La jeune femme ne se laisse pas démonter et s’organise seule. Elle se débrouille pour faire une demande de bourse du ministère des Affaires étrangères, elle décroche aussi un sponsor qui n’est autre que la grande entreprise Thomson-CSF (devenue depuis Thales). Annabelle Gawer peut donc rester faire son année (où elle aura la chance d’avoir comme professeur Michel Serres, ndlr), mais à une condition : à la fin de son master, elle doit rentrer en France pour travailler pour la firme. Ce qu’elle fait pendant quatre ans. “Le monde de l’électronique est très masculin, hiérarchique, compliqué”, détaille-t-elle. Bref, cela ne lui convient pas vraiment.
Elle a 25 ans et se demande alors que faire. Elle finit par démissionner et replonge dans les études. Retour pour 5 années aux Etats-Unis au sein du MIT, en plein boom de l’Internet. “Je me suis retrouvée dans un brassage d’entrepreneurs, de gens très intelligents, de chercheurs en technologie… dans un doctorat qui s’appelait ‘management de la technologie et de l’innovation’. Je me disais alors que j’allais faire un travail important et que je n’étais pas seulement là pour décrocher un nouveau diplôme”, raconte Annabelle Gawer, qui devient assistante de recherches.
Elle aura réussit à faire sa place au fil des années, marquant sa singularité et surtout sa grande expertise sur l’économie digitale qu’elle enseigne donc dorénavant à l’université du Surrey, après avoir fait un crochet par la région parisienne comme professeure au sein de l’école de commerce de l’Insead et ensuite à l’Imperial College à Londres. Depuis, elle parcourt le monde entier pour tenir des conférences, apporter ses conseils, expliquer ses dernières études.
Faire des recherches c’est bien, les publier c’est encore mieux, surtout quand il est nécessaire de le faire partager au plus grand nombre. “Les entreprises comme Amazon, Google ou Apple ont eu pendant des années un énorme pouvoir non régulé et dont la légitimité peut se poser aujourd’hui”, explique la Française, “il s’est en effet créé une domination sur ce que l’on pense, dit, voit et achète. Or, maintenant on est tellement happé par ces plateformes qu’il est important d’en comprendre le mécanisme de leur fonctionnement”. Mais aussi d’aider les Etats à intervenir pour éviter des abus comme avec ce qu’il s’est passé dernièrement avec Facebook qui a été au cœur d’une polémique sur l’exploitation des données de ses utilisateurs. “Il y a eu un sentiment de trahison légitime, et Facebook réussira à regagner la confiance des consommateurs selon les actions qu’il décidera d’entreprendre”.

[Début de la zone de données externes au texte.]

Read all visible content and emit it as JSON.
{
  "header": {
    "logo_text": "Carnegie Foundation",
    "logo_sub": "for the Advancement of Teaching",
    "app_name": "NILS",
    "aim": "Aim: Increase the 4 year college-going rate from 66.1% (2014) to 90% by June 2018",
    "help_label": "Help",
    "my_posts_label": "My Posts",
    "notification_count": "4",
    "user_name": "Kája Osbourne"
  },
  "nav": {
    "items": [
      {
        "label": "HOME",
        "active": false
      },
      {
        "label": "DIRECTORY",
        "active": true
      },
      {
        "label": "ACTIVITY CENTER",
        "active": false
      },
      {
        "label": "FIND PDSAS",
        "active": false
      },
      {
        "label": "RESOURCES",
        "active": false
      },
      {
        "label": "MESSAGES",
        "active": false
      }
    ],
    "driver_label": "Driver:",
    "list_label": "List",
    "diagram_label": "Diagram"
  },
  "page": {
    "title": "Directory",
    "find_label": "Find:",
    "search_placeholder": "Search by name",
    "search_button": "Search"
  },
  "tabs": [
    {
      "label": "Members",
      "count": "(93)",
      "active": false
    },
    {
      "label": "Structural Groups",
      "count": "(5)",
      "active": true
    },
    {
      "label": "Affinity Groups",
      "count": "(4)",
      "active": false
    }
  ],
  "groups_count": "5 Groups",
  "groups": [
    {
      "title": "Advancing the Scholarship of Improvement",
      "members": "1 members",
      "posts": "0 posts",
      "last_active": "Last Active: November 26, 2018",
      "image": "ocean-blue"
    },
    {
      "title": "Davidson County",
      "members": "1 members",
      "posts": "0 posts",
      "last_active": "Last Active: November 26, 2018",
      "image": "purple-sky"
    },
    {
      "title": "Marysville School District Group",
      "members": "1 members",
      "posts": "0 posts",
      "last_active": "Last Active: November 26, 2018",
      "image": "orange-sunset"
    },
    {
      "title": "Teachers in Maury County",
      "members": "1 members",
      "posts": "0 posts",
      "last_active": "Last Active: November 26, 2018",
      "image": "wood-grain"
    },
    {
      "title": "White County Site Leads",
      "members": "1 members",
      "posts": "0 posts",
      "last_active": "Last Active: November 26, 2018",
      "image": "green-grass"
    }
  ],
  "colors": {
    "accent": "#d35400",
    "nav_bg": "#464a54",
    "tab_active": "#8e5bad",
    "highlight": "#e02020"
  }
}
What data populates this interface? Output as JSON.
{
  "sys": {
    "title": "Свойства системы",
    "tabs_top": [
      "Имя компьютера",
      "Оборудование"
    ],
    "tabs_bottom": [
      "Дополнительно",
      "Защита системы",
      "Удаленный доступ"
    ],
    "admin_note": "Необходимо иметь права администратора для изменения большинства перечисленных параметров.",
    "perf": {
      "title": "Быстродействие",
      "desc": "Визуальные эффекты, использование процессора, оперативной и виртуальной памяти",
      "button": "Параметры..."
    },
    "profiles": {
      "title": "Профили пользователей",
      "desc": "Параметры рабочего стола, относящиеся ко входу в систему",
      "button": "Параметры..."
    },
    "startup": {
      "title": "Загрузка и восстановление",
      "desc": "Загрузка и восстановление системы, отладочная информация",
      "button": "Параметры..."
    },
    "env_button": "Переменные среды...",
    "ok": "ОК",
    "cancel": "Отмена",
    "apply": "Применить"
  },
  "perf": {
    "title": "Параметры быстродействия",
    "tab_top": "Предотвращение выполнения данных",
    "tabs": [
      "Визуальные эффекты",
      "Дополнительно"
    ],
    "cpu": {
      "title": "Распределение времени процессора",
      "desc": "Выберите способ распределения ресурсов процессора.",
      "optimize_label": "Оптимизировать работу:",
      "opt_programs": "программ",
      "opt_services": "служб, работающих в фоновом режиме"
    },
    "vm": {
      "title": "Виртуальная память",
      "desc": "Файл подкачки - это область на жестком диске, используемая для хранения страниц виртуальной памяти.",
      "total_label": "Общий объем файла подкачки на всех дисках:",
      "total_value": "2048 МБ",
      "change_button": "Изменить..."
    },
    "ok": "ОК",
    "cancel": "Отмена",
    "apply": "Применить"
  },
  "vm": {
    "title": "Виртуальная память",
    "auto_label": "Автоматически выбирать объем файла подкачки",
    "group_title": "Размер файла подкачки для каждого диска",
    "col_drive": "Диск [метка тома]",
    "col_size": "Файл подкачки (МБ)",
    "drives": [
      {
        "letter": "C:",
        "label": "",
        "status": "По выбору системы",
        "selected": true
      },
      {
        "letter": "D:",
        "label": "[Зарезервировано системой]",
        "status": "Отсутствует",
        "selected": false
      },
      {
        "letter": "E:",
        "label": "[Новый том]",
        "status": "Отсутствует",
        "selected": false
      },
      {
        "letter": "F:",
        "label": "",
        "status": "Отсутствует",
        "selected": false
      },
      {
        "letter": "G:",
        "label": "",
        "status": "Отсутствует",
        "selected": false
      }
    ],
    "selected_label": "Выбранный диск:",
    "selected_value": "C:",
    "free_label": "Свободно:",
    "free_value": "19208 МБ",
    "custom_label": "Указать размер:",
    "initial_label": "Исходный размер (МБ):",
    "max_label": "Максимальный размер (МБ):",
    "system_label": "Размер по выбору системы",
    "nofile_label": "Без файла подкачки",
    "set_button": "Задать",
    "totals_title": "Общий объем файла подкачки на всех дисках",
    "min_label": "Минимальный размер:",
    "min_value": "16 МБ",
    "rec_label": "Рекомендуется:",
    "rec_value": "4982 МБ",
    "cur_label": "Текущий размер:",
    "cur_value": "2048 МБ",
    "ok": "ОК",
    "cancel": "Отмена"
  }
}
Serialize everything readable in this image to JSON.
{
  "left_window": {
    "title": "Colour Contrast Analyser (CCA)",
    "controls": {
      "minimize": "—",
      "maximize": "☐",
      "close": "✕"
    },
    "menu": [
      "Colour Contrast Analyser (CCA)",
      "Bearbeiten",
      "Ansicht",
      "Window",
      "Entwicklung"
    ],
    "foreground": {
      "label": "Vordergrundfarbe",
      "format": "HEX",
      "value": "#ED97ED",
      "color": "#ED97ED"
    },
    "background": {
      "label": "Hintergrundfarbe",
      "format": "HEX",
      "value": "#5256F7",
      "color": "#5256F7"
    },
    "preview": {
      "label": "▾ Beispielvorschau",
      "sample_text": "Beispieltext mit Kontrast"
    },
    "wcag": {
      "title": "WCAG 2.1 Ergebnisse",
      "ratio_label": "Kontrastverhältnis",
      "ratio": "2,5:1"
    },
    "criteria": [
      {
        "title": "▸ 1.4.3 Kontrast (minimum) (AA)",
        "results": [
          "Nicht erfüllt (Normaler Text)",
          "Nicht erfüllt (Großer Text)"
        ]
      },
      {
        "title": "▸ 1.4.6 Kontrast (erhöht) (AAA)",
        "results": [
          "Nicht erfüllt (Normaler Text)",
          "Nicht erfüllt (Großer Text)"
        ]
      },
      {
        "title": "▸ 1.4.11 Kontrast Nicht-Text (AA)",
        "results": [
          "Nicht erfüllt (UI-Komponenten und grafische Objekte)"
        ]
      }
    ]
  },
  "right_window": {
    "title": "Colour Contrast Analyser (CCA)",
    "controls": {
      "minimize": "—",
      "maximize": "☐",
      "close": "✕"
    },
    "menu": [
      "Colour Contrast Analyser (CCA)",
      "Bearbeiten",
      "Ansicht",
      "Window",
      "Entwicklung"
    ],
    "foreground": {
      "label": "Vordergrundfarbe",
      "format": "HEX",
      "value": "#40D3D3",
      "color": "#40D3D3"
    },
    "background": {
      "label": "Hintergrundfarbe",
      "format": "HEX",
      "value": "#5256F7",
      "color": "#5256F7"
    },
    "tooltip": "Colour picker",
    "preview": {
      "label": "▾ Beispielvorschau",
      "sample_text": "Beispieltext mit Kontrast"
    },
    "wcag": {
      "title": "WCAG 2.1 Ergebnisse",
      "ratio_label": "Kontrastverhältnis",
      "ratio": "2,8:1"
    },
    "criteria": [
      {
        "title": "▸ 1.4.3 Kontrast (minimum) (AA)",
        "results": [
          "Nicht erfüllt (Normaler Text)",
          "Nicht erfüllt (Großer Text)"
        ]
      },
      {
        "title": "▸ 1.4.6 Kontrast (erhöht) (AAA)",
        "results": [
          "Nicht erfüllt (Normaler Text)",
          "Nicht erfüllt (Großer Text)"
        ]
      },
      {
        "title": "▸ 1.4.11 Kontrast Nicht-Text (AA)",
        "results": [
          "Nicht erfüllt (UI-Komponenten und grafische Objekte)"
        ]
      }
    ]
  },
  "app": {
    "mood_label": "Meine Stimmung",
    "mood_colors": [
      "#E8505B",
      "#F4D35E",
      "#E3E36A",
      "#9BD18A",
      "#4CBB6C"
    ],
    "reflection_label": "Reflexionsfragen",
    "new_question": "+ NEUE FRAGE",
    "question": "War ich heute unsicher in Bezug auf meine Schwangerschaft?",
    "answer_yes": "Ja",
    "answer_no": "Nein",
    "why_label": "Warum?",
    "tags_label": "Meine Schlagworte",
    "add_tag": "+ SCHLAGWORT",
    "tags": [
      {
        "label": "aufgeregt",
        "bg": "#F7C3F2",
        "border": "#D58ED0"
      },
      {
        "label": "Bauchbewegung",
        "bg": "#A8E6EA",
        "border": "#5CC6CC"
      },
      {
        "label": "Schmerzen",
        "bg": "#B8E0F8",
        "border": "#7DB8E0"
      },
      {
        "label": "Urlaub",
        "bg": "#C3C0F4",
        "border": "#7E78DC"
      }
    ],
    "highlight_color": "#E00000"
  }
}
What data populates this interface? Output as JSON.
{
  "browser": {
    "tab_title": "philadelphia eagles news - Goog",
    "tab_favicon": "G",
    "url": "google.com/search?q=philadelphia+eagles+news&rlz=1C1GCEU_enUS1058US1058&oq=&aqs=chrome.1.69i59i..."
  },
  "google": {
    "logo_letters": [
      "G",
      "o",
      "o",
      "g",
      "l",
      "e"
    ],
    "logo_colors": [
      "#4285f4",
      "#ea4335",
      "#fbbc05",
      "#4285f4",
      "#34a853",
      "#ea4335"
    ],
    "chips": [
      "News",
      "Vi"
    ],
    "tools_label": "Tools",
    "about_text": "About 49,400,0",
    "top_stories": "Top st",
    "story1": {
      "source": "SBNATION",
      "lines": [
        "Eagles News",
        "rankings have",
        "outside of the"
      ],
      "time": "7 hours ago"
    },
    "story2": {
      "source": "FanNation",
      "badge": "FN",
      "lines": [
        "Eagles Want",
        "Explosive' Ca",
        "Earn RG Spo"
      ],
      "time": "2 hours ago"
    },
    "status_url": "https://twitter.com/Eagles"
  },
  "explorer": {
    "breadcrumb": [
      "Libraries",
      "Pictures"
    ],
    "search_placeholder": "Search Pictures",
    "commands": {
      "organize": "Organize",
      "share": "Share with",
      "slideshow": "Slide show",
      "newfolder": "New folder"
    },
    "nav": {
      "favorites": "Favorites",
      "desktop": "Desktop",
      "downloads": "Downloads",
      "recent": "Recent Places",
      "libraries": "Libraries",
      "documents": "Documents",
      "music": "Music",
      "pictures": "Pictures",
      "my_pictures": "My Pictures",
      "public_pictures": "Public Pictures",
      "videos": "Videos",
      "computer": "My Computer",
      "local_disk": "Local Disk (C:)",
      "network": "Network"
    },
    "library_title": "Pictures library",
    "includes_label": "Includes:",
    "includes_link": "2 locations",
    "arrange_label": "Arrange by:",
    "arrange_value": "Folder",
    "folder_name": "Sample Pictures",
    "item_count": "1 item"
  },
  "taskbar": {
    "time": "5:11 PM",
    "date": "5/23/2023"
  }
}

Annabelle Gawer se veut optimiste pour la suite, mais en restant vigilante. “Le désespoir ne favorise pas l’action, il faut simplement trouver le bon équilibre permettant aux plateformes de continuer à investir et gagner de l’argent et aux Etats représentant les citoyens de protéger ces derniers. Il faut une harmonisation des valeurs”.